Combining multiple data sources provides:
- **Richer representations**: Capture complementary information
- **Better accuracy**: Multiple evidence sources improve predictions
- **Robustness**: Redundancy helps when one modality is noisy
- **Deeper insights**: Understand cross-modal relationships

## 1. Setup and Imports

In [None]:
import numpy as np
import matplotlib.pyplot as plt
import seaborn as sns
from sklearn.metrics import accuracy_score, confusion_matrix
import asyncio

# NeurOS imports
from neuros.agents.multimodal_orchestrator import MultiModalOrchestrator
from neuros.agents.fusion_agent import FusionAgent
from neuros.drivers.mock_driver import MockDriver
from neuros.drivers.video_driver import VideoDriver
from neuros.drivers.gsr_driver import GSRDriver
from neuros.models.simple_classifier import SimpleClassifier
from neuros.datasets.allen_loader import load_simulated_allen_data

# Set random seed
np.random.seed(42)

print("✓ Imports successful!")

## 2. Understanding Multi-Modal Data

Let's simulate a multi-modal experiment where we're studying emotional responses:
- **EEG**: Brain activity (64 channels, 250 Hz)
- **Video**: Facial expressions (30 fps)
- **GSR**: Galvanic skin response (physiological arousal, 10 Hz)

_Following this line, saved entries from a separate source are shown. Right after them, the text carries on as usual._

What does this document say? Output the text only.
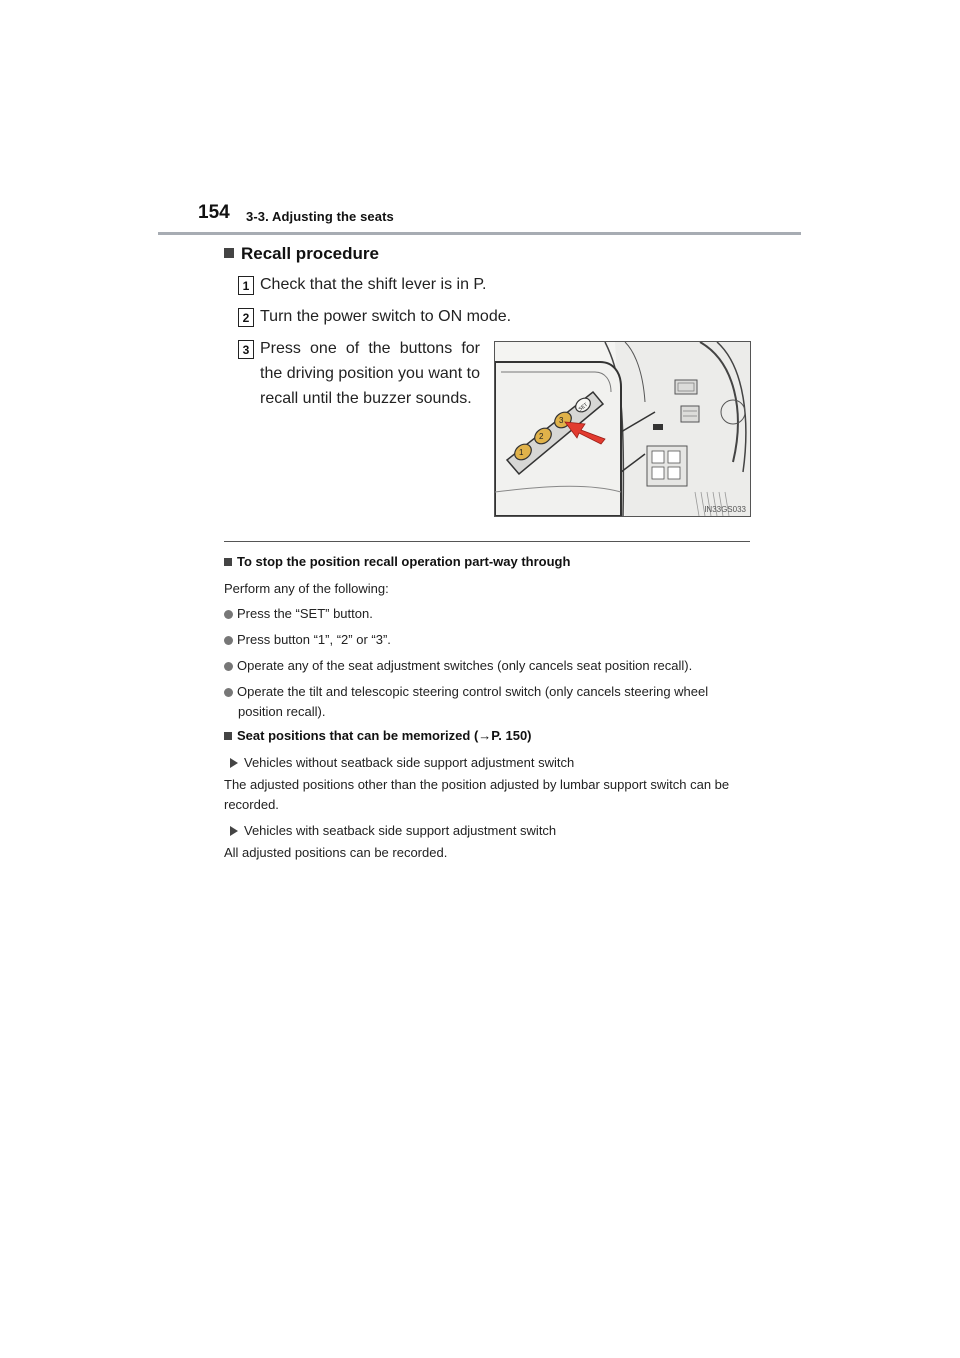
154 3-3. Adjusting the seats
Recall procedure
1 Check that the shift lever is in P.
2 Turn the power switch to ON mode.
3 Press one of the buttons for the driving position you want to recall until the buzzer sounds.
1
2
3
SET
IN33GS033
To stop the position recall operation part-way through
Perform any of the following:
Press the “SET” button.
Press button “1”, “2” or “3”.
Operate any of the seat adjustment switches (only cancels seat position recall).
Operate the tilt and telescopic steering control switch (only cancels steering wheel position recall).
Seat positions that can be memorized (→P. 150)
Vehicles without seatback side support adjustment switch
The adjusted positions other than the position adjusted by lumbar support switch can be recorded.
Vehicles with seatback side support adjustment switch
All adjusted positions can be recorded.
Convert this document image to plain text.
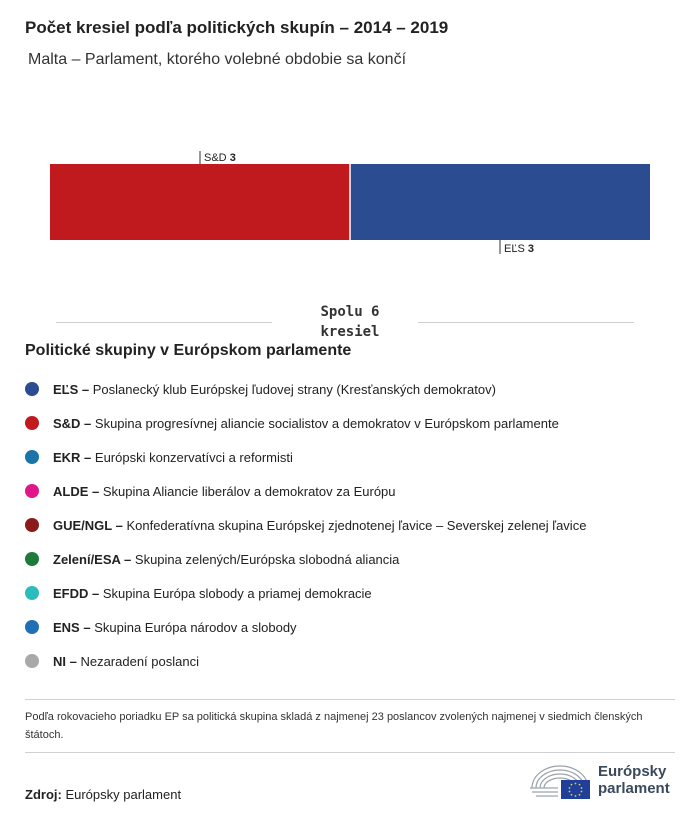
Počet kresiel podľa politických skupín – 2014 – 2019
Malta – Parlament, ktorého volebné obdobie sa končí
S&D 3
EĽS 3
Spolu 6 kresiel
Politické skupiny v Európskom parlamente
EĽS – Poslanecký klub Európskej ľudovej strany (Kresťanských demokratov)
S&D – Skupina progresívnej aliancie socialistov a demokratov v Európskom parlamente
EKR – Európski konzervatívci a reformisti
ALDE – Skupina Aliancie liberálov a demokratov za Európu
GUE/NGL – Konfederatívna skupina Európskej zjednotenej ľavice – Severskej zelenej ľavice
Zelení/ESA – Skupina zelených/Európska slobodná aliancia
EFDD – Skupina Európa slobody a priamej demokracie
ENS – Skupina Európa národov a slobody
NI – Nezaradení poslanci
Podľa rokovacieho poriadku EP sa politická skupina skladá z najmenej 23 poslancov zvolených najmenej v siedmich členských štátoch.
Zdroj: Európsky parlament
Európsky
parlament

**Task**: Classify emotional states (neutral, happy, sad) using all modalities.

In [None]:
# Generate simulated multi-modal data
n_samples = 150
n_classes = 3  # neutral, happy, sad

# EEG data: 64 channels, 5 time bins (250 Hz, 20ms window)
eeg_data = load_simulated_allen_data(
    n_samples=n_samples,
    n_neurons=64,
    n_classes=n_classes,
    noise_level=0.3
)
X_eeg = eeg_data['features']
y_labels = eeg_data['labels']

# Video features: Facial action units (12 features)
X_video = np.random.randn(n_samples, 12)
# Add class-specific patterns
for i in range(n_classes):
    mask = (y_labels == i)
    X_video[mask] += np.random.randn(12) * 2  # Class-specific shift

# GSR features: Skin conductance level and response (2 features)
X_gsr = np.random.randn(n_samples, 2)
for i in range(n_classes):
    mask = (y_labels == i)
    X_gsr[mask, 0] += i * 1.5  # Higher arousal for certain emotions

print(f"EEG shape: {X_eeg.shape}")
print(f"Video shape: {X_video.shape}")
print(f"GSR shape: {X_gsr.shape}")
print(f"Labels shape: {y_labels.shape}")
print(f"\nClass distribution: {np.bincount(y_labels)}")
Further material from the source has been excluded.